Come mai solo Bollani è stato l'unico a riuscire nell'impresa di proporre il jazz al grande pubblico?
«Bollani andava in onda tardissimo, per di più su Rai 3. Spero che, visti gli ascolti, questa sua esperienza duri ancora a lungo. Non vorrei che prima o poi venga oscurato come è accaduto a Doc, programma di Gegè Telesforo e Renzo Arbore. Spero possa prendere sempre più piede questa cosa, perché noi in Italia sappiamo fare musica, e questo è riconosciuto a livello mondiale. Bollani è la nostra punta di diamante, è un grandissimo».

Visto che sei anche uno stimato pianista, l'ultima domanda riguarda la contrapposizione tra Allevi e Bollani. Tu da che parte stai?

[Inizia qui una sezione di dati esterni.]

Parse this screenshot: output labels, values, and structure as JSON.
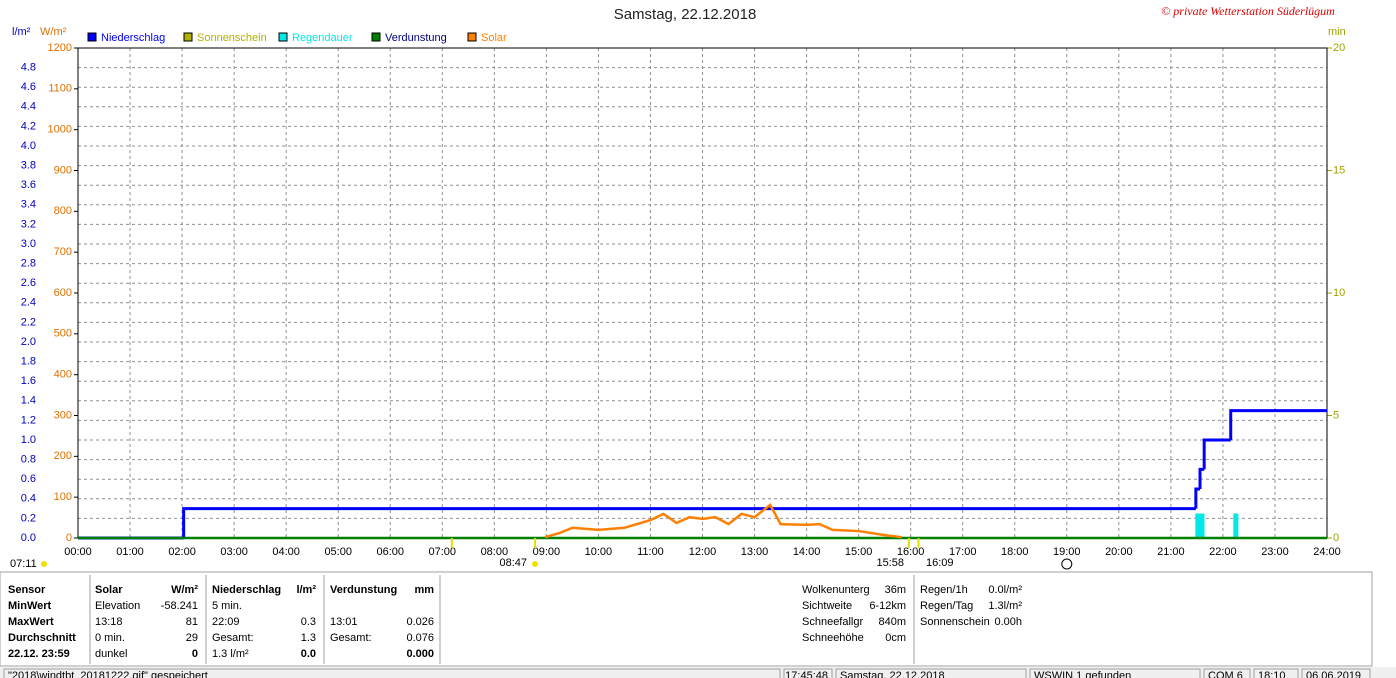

«Sono due mondi completamente diversi. A parte tutto il meccanismo di ufficio stampa che è davvero imponente, Allevi è un musicista bravo nelle sue cose. Forse semmai si è creata troppa importanza intorno al suo personaggio. Addirittura ogni giorno gli fanno dirigere l'Inno di Mameli in radio: calza poco. Ma sono due mondi diversi, non butto dalla torre Allevi, è un ragazzo che sa fare le sue cose, anche intelligente. Ma se dovessi scegliere, non avrei dubbi nell'indicare Bollani. Siccome siamo democrazia, ognuno è libero di fare quello che vuole e di seguire gli artisti che preferisce, ma io amo artisticamente Bollani: è irraggiungibile, per chiarezza di comunicazione, di suono, è veramente un grande».